Day by day, San Antonio’s largest man cave took shape.
Tons of stone blocks for the cathedral were shipped in 48 rail cars from quarries near Abilene. Contractors built granite steps that led to a grand entrance with 5,000-pound bronze doors sculpted by Coppini. It took him two years to complete them.
“The doors are beautiful examples of graphic art and tell the dramatic story of Freemasonry’s influence in the establishment of our system of government,” stated a Freemason booklet about the cathedral.
A colonnade of eight Greek Corinthian stone columns graces the front of the cathedral. Inside is a grand entry hall with a tall, vaulted ceiling decorated with hundreds of gold-painted rosettes.

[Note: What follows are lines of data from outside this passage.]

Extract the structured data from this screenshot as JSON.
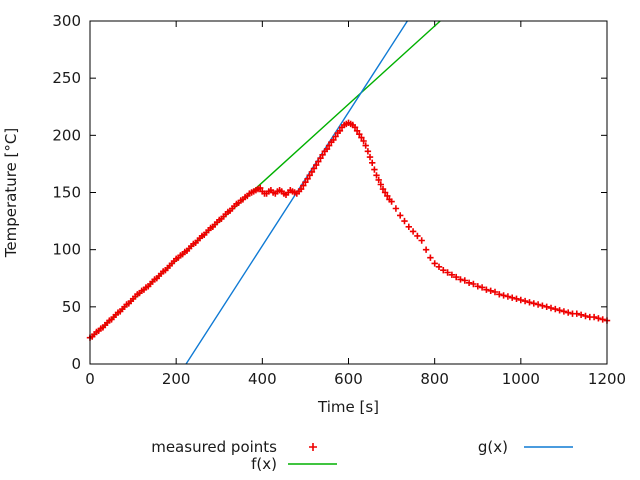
{
  "figure": {
    "background": "#ffffff"
  },
  "chart_data": {
    "type": "scatter",
    "title": "",
    "xlabel": "Time [s]",
    "ylabel": "Temperature [°C]",
    "xlim": [
      0,
      1200
    ],
    "ylim": [
      0,
      300
    ],
    "x_ticks": [
      0,
      200,
      400,
      600,
      800,
      1000,
      1200
    ],
    "y_ticks": [
      0,
      50,
      100,
      150,
      200,
      250,
      300
    ],
    "grid": false,
    "legend_position": "below-plot",
    "axis_color": "#000000",
    "text_color": "#1a1a1a",
    "series": [
      {
        "name": "measured points",
        "type": "points",
        "marker": "plus",
        "color": "#ee0000",
        "points": [
          [
            0,
            23
          ],
          [
            5,
            24
          ],
          [
            10,
            26
          ],
          [
            15,
            28
          ],
          [
            20,
            29
          ],
          [
            25,
            31
          ],
          [
            30,
            32
          ],
          [
            35,
            34
          ],
          [
            40,
            36
          ],
          [
            45,
            38
          ],
          [
            50,
            39
          ],
          [
            55,
            41
          ],
          [
            60,
            43
          ],
          [
            65,
            45
          ],
          [
            70,
            46
          ],
          [
            75,
            48
          ],
          [
            80,
            50
          ],
          [
            85,
            52
          ],
          [
            90,
            53
          ],
          [
            95,
            55
          ],
          [
            100,
            57
          ],
          [
            105,
            59
          ],
          [
            110,
            61
          ],
          [
            115,
            62
          ],
          [
            120,
            64
          ],
          [
            125,
            65
          ],
          [
            130,
            67
          ],
          [
            135,
            68
          ],
          [
            140,
            70
          ],
          [
            145,
            72
          ],
          [
            150,
            74
          ],
          [
            155,
            75
          ],
          [
            160,
            77
          ],
          [
            165,
            79
          ],
          [
            170,
            81
          ],
          [
            175,
            82
          ],
          [
            180,
            84
          ],
          [
            185,
            86
          ],
          [
            190,
            88
          ],
          [
            195,
            90
          ],
          [
            200,
            92
          ],
          [
            205,
            93
          ],
          [
            210,
            95
          ],
          [
            215,
            96
          ],
          [
            220,
            98
          ],
          [
            225,
            99
          ],
          [
            230,
            101
          ],
          [
            235,
            103
          ],
          [
            240,
            105
          ],
          [
            245,
            106
          ],
          [
            250,
            108
          ],
          [
            255,
            110
          ],
          [
            260,
            112
          ],
          [
            265,
            113
          ],
          [
            270,
            115
          ],
          [
            275,
            117
          ],
          [
            280,
            119
          ],
          [
            285,
            120
          ],
          [
            290,
            122
          ],
          [
            295,
            124
          ],
          [
            300,
            126
          ],
          [
            305,
            127
          ],
          [
            310,
            129
          ],
          [
            315,
            131
          ],
          [
            320,
            133
          ],
          [
            325,
            134
          ],
          [
            330,
            136
          ],
          [
            335,
            138
          ],
          [
            340,
            140
          ],
          [
            345,
            141
          ],
          [
            350,
            143
          ],
          [
            355,
            144
          ],
          [
            360,
            146
          ],
          [
            365,
            147
          ],
          [
            370,
            149
          ],
          [
            375,
            150
          ],
          [
            380,
            151
          ],
          [
            385,
            152
          ],
          [
            390,
            153
          ],
          [
            395,
            154
          ],
          [
            400,
            151
          ],
          [
            405,
            149
          ],
          [
            410,
            149
          ],
          [
            415,
            151
          ],
          [
            420,
            152
          ],
          [
            425,
            150
          ],
          [
            430,
            149
          ],
          [
            435,
            151
          ],
          [
            440,
            152
          ],
          [
            445,
            151
          ],
          [
            450,
            149
          ],
          [
            455,
            148
          ],
          [
            460,
            150
          ],
          [
            465,
            152
          ],
          [
            470,
            151
          ],
          [
            475,
            150
          ],
          [
            480,
            149
          ],
          [
            485,
            151
          ],
          [
            490,
            153
          ],
          [
            495,
            156
          ],
          [
            500,
            159
          ],
          [
            505,
            162
          ],
          [
            510,
            165
          ],
          [
            515,
            168
          ],
          [
            520,
            171
          ],
          [
            525,
            174
          ],
          [
            530,
            177
          ],
          [
            535,
            180
          ],
          [
            540,
            183
          ],
          [
            545,
            186
          ],
          [
            550,
            188
          ],
          [
            555,
            191
          ],
          [
            560,
            194
          ],
          [
            565,
            196
          ],
          [
            570,
            199
          ],
          [
            575,
            202
          ],
          [
            580,
            204
          ],
          [
            585,
            207
          ],
          [
            590,
            209
          ],
          [
            595,
            210
          ],
          [
            600,
            211
          ],
          [
            605,
            210
          ],
          [
            610,
            209
          ],
          [
            615,
            207
          ],
          [
            620,
            204
          ],
          [
            625,
            201
          ],
          [
            630,
            198
          ],
          [
            635,
            195
          ],
          [
            640,
            191
          ],
          [
            645,
            186
          ],
          [
            650,
            181
          ],
          [
            655,
            176
          ],
          [
            660,
            170
          ],
          [
            665,
            165
          ],
          [
            670,
            161
          ],
          [
            675,
            157
          ],
          [
            680,
            153
          ],
          [
            685,
            150
          ],
          [
            690,
            147
          ],
          [
            695,
            144
          ],
          [
            700,
            142
          ],
          [
            710,
            136
          ],
          [
            720,
            130
          ],
          [
            730,
            125
          ],
          [
            740,
            120
          ],
          [
            750,
            116
          ],
          [
            760,
            112
          ],
          [
            770,
            108
          ],
          [
            780,
            100
          ],
          [
            790,
            93
          ],
          [
            800,
            88
          ],
          [
            810,
            85
          ],
          [
            820,
            82
          ],
          [
            830,
            80
          ],
          [
            840,
            78
          ],
          [
            850,
            76
          ],
          [
            860,
            74
          ],
          [
            870,
            73
          ],
          [
            880,
            71
          ],
          [
            890,
            70
          ],
          [
            900,
            68
          ],
          [
            910,
            67
          ],
          [
            920,
            65
          ],
          [
            930,
            64
          ],
          [
            940,
            63
          ],
          [
            950,
            61
          ],
          [
            960,
            60
          ],
          [
            970,
            59
          ],
          [
            980,
            58
          ],
          [
            990,
            57
          ],
          [
            1000,
            56
          ],
          [
            1010,
            55
          ],
          [
            1020,
            54
          ],
          [
            1030,
            53
          ],
          [
            1040,
            52
          ],
          [
            1050,
            51
          ],
          [
            1060,
            50
          ],
          [
            1070,
            49
          ],
          [
            1080,
            48
          ],
          [
            1090,
            47
          ],
          [
            1100,
            46
          ],
          [
            1110,
            45
          ],
          [
            1120,
            44
          ],
          [
            1130,
            44
          ],
          [
            1140,
            43
          ],
          [
            1150,
            42
          ],
          [
            1160,
            41
          ],
          [
            1170,
            41
          ],
          [
            1180,
            40
          ],
          [
            1190,
            39
          ],
          [
            1200,
            38
          ]
        ]
      },
      {
        "name": "f(x)",
        "type": "linear",
        "color": "#00b000",
        "slope": 0.342,
        "intercept": 22
      },
      {
        "name": "g(x)",
        "type": "linear",
        "color": "#0f7ad4",
        "slope": 0.584,
        "intercept": -130.2
      }
    ],
    "legend": {
      "entries": [
        {
          "label": "measured points",
          "sample": "plus-marker",
          "color": "#ee0000"
        },
        {
          "label": "f(x)",
          "sample": "line",
          "color": "#00b000"
        },
        {
          "label": "g(x)",
          "sample": "line",
          "color": "#0f7ad4"
        }
      ]
    }
  }
}
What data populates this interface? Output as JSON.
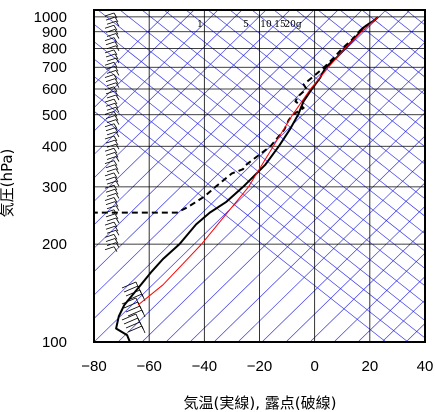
{
  "chart_data": {
    "type": "line",
    "subtype": "skew-T log-p thermodynamic diagram",
    "xlabel": "気温(実線), 露点(破線)",
    "ylabel": "気圧(hPa)",
    "x_ticks": [
      -80,
      -60,
      -40,
      -20,
      0,
      20,
      40
    ],
    "xlim": [
      -80,
      40
    ],
    "y_scale": "log",
    "y_ticks": [
      100,
      200,
      300,
      400,
      500,
      600,
      700,
      800,
      900,
      1000
    ],
    "ylim": [
      1050,
      100
    ],
    "mixing_ratio_labels": [
      "1",
      "5",
      "10",
      "15",
      "20g"
    ],
    "grid": true,
    "colors": {
      "temperature": "#000000",
      "dewpoint": "#000000",
      "reference_line": "#ff0000",
      "background_lines": "#2828e6",
      "grid": "#000000"
    },
    "series": [
      {
        "key": "temperature",
        "style": "solid",
        "points": [
          {
            "p": 1000,
            "x": 23
          },
          {
            "p": 975,
            "x": 21.5
          },
          {
            "p": 950,
            "x": 19.5
          },
          {
            "p": 925,
            "x": 17.5
          },
          {
            "p": 900,
            "x": 16.5
          },
          {
            "p": 850,
            "x": 14
          },
          {
            "p": 800,
            "x": 11
          },
          {
            "p": 750,
            "x": 8
          },
          {
            "p": 700,
            "x": 4
          },
          {
            "p": 650,
            "x": 2
          },
          {
            "p": 600,
            "x": -1
          },
          {
            "p": 550,
            "x": -4
          },
          {
            "p": 500,
            "x": -6
          },
          {
            "p": 450,
            "x": -9
          },
          {
            "p": 400,
            "x": -13
          },
          {
            "p": 350,
            "x": -18
          },
          {
            "p": 300,
            "x": -26
          },
          {
            "p": 270,
            "x": -32
          },
          {
            "p": 250,
            "x": -38
          },
          {
            "p": 230,
            "x": -43
          },
          {
            "p": 200,
            "x": -49
          },
          {
            "p": 180,
            "x": -55
          },
          {
            "p": 165,
            "x": -59
          },
          {
            "p": 150,
            "x": -63
          },
          {
            "p": 130,
            "x": -69
          },
          {
            "p": 120,
            "x": -71
          },
          {
            "p": 110,
            "x": -72
          },
          {
            "p": 105,
            "x": -68
          },
          {
            "p": 100,
            "x": -67
          }
        ]
      },
      {
        "key": "dewpoint",
        "style": "dashed",
        "points": [
          {
            "p": 1000,
            "x": 23
          },
          {
            "p": 975,
            "x": 21.5
          },
          {
            "p": 950,
            "x": 19.5
          },
          {
            "p": 925,
            "x": 17.5
          },
          {
            "p": 900,
            "x": 16
          },
          {
            "p": 850,
            "x": 13.5
          },
          {
            "p": 800,
            "x": 10
          },
          {
            "p": 750,
            "x": 7
          },
          {
            "p": 700,
            "x": 3.5
          },
          {
            "p": 650,
            "x": -1
          },
          {
            "p": 620,
            "x": -4
          },
          {
            "p": 600,
            "x": -3
          },
          {
            "p": 570,
            "x": -6
          },
          {
            "p": 550,
            "x": -7
          },
          {
            "p": 525,
            "x": -4
          },
          {
            "p": 500,
            "x": -8
          },
          {
            "p": 480,
            "x": -9.5
          },
          {
            "p": 450,
            "x": -11
          },
          {
            "p": 400,
            "x": -16
          },
          {
            "p": 350,
            "x": -25
          },
          {
            "p": 340,
            "x": -26
          },
          {
            "p": 330,
            "x": -30
          },
          {
            "p": 300,
            "x": -36
          },
          {
            "p": 280,
            "x": -40
          },
          {
            "p": 260,
            "x": -46
          },
          {
            "p": 250,
            "x": -50
          },
          {
            "p": 250,
            "x": -80
          }
        ]
      },
      {
        "key": "reference_line",
        "style": "solid",
        "points": [
          {
            "p": 1000,
            "x": 23
          },
          {
            "p": 900,
            "x": 17
          },
          {
            "p": 800,
            "x": 11
          },
          {
            "p": 700,
            "x": 5
          },
          {
            "p": 600,
            "x": -1.5
          },
          {
            "p": 500,
            "x": -8
          },
          {
            "p": 400,
            "x": -15
          },
          {
            "p": 300,
            "x": -24
          },
          {
            "p": 200,
            "x": -41
          },
          {
            "p": 150,
            "x": -55
          },
          {
            "p": 130,
            "x": -64
          }
        ]
      }
    ]
  }
}
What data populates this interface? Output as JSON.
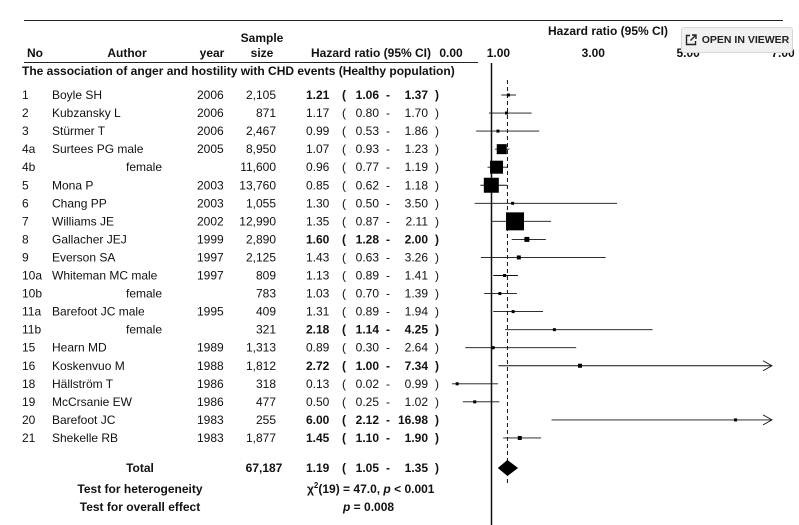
{
  "toolbar": {
    "open_in_viewer_label": "OPEN IN VIEWER"
  },
  "chart_data": {
    "type": "forest",
    "title": "The association of anger and hostility with CHD events (Healthy population)",
    "columns": {
      "no": "No",
      "author": "Author",
      "year": "year",
      "sample_line1": "Sample",
      "sample_line2": "size",
      "hr": "Hazard ratio (95% CI)"
    },
    "axis": {
      "label": "Hazard ratio (95% CI)",
      "ticks": [
        {
          "label": "0.00",
          "value": 0
        },
        {
          "label": "1.00",
          "value": 1
        },
        {
          "label": "3.00",
          "value": 3
        },
        {
          "label": "5.00",
          "value": 5
        },
        {
          "label": "7.00",
          "value": 7
        }
      ],
      "xlim": [
        0,
        7
      ],
      "reference_value": 1.19
    },
    "rows": [
      {
        "no": "1",
        "author": "Boyle SH",
        "year": "2006",
        "size": "2,105",
        "hr": "1.21",
        "lo": "1.06",
        "hi": "1.37",
        "bold": true,
        "box": 3
      },
      {
        "no": "2",
        "author": "Kubzansky L",
        "year": "2006",
        "size": "871",
        "hr": "1.17",
        "lo": "0.80",
        "hi": "1.70",
        "bold": false,
        "box": 3
      },
      {
        "no": "3",
        "author": "Stürmer T",
        "year": "2006",
        "size": "2,467",
        "hr": "0.99",
        "lo": "0.53",
        "hi": "1.86",
        "bold": false,
        "box": 3
      },
      {
        "no": "4a",
        "author": "Surtees PG male",
        "year": "2005",
        "size": "8,950",
        "hr": "1.07",
        "lo": "0.93",
        "hi": "1.23",
        "bold": false,
        "box": 10
      },
      {
        "no": "4b",
        "author": "female",
        "year": "",
        "size": "11,600",
        "hr": "0.96",
        "lo": "0.77",
        "hi": "1.19",
        "bold": false,
        "box": 13
      },
      {
        "no": "5",
        "author": "Mona P",
        "year": "2003",
        "size": "13,760",
        "hr": "0.85",
        "lo": "0.62",
        "hi": "1.18",
        "bold": false,
        "box": 15
      },
      {
        "no": "6",
        "author": "Chang PP",
        "year": "2003",
        "size": "1,055",
        "hr": "1.30",
        "lo": "0.50",
        "hi": "3.50",
        "bold": false,
        "box": 3
      },
      {
        "no": "7",
        "author": "Williams JE",
        "year": "2002",
        "size": "12,990",
        "hr": "1.35",
        "lo": "0.87",
        "hi": "2.11",
        "bold": false,
        "box": 18
      },
      {
        "no": "8",
        "author": "Gallacher JEJ",
        "year": "1999",
        "size": "2,890",
        "hr": "1.60",
        "lo": "1.28",
        "hi": "2.00",
        "bold": true,
        "box": 5
      },
      {
        "no": "9",
        "author": "Everson SA",
        "year": "1997",
        "size": "2,125",
        "hr": "1.43",
        "lo": "0.63",
        "hi": "3.26",
        "bold": false,
        "box": 4
      },
      {
        "no": "10a",
        "author": "Whiteman MC male",
        "year": "1997",
        "size": "809",
        "hr": "1.13",
        "lo": "0.89",
        "hi": "1.41",
        "bold": false,
        "box": 3
      },
      {
        "no": "10b",
        "author": "female",
        "year": "",
        "size": "783",
        "hr": "1.03",
        "lo": "0.70",
        "hi": "1.39",
        "bold": false,
        "box": 3
      },
      {
        "no": "11a",
        "author": "Barefoot JC male",
        "year": "1995",
        "size": "409",
        "hr": "1.31",
        "lo": "0.89",
        "hi": "1.94",
        "bold": false,
        "box": 3
      },
      {
        "no": "11b",
        "author": "female",
        "year": "",
        "size": "321",
        "hr": "2.18",
        "lo": "1.14",
        "hi": "4.25",
        "bold": true,
        "box": 3
      },
      {
        "no": "15",
        "author": "Hearn MD",
        "year": "1989",
        "size": "1,313",
        "hr": "0.89",
        "lo": "0.30",
        "hi": "2.64",
        "bold": false,
        "box": 3
      },
      {
        "no": "16",
        "author": "Koskenvuo M",
        "year": "1988",
        "size": "1,812",
        "hr": "2.72",
        "lo": "1.00",
        "hi": "7.34",
        "bold": true,
        "box": 4
      },
      {
        "no": "18",
        "author": "Hällström T",
        "year": "1986",
        "size": "318",
        "hr": "0.13",
        "lo": "0.02",
        "hi": "0.99",
        "bold": false,
        "box": 3
      },
      {
        "no": "19",
        "author": "McCrsanie EW",
        "year": "1986",
        "size": "477",
        "hr": "0.50",
        "lo": "0.25",
        "hi": "1.02",
        "bold": false,
        "box": 3
      },
      {
        "no": "20",
        "author": "Barefoot JC",
        "year": "1983",
        "size": "255",
        "hr": "6.00",
        "lo": "2.12",
        "hi": "16.98",
        "bold": true,
        "box": 3
      },
      {
        "no": "21",
        "author": "Shekelle RB",
        "year": "1983",
        "size": "1,877",
        "hr": "1.45",
        "lo": "1.10",
        "hi": "1.90",
        "bold": true,
        "box": 4
      }
    ],
    "total": {
      "label": "Total",
      "size": "67,187",
      "hr": "1.19",
      "lo": "1.05",
      "hi": "1.35"
    },
    "heterogeneity": {
      "label": "Test for heterogeneity",
      "chi_symbol": "χ",
      "chi_sup": "2",
      "chi_df": "(19)",
      "chi_value": "= 47.0,",
      "p_symbol": "p",
      "p_text": "< 0.001"
    },
    "overall": {
      "label": "Test for overall effect",
      "p_symbol": "p",
      "p_text": "= 0.008"
    }
  }
}
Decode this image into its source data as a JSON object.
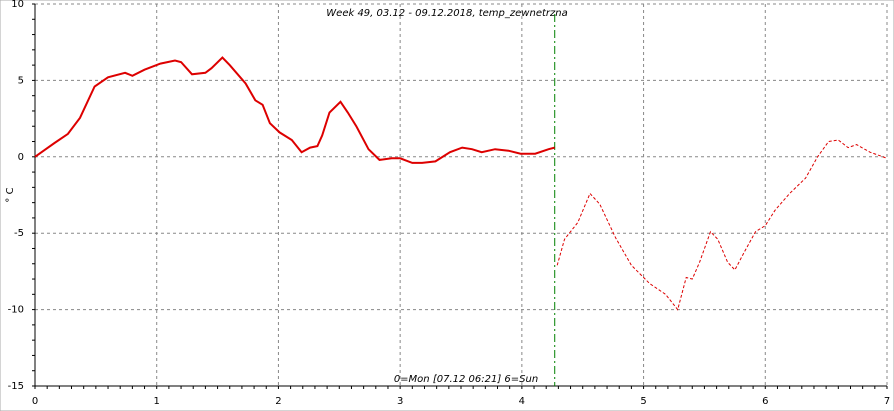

The largest room is the 2,200-seat auditorium, where Freemasons performed morality plays and earned their degrees. A wooden floor in front of the stage can be lowered for an orchestra pit.
Nestled next to the stage is a Möller organ with 5,000 pipes that run throughout the theater. Organists are welcome to play it. A recent visitor performed the theme song from “Phantom of the Opera.”
The nearly finished building was dedicated June 27, 1924, with a parade of 5,000 Freemasons led by the Alzafar Drum Corps and Band. The cathedral was finally completed in February 1925. It cost $1.5 million — more than $20 million in today’s dollars, adjusted for inflation.
Today, the huge cathedral is often empty, its halls full of memories and echos.
“People just don’t join (Freemasons) anymore,” said Jerry Nowotny, a longtime Freemason and chairman of the board of directors who oversee the cathedral. When he joined the Freemasons in the 1960s, the South Texas region boasted about 5,000 Scottish Rite members. Since then, membership has dropped by 70 percent to about 1,500 Freemasons.
The customs of Freemasonry might seem quaint by today’s standards, Nowotny acknowledged. But Freemasonry gave him a chance to meet interesting people outside his usual social circle and make lifelong connections.
“People think they know each other over Facebook,” Nowotny said. It’s simply not the same as a face-to-face conversation, he said.
The Freemasons opened the cathedral to the public in 1992 and rent the building for events such as weddings in an attempt to bolster revenue. The organization contributes to charitable causes and funds a free school in the cathedral’s basement for dyslexic students. The San Antonio Scottish Rite Library and Museum, a nonprofit corporation created by the Freemasons, owns the property and is responsible for the cathedral’s preservation and maintenance.
One faction of Freemasons wants to leave the cathedral entirely, Lohmann said, which would probably doom the building.
But for now, the cathedral still stands, waiting to share its secrets.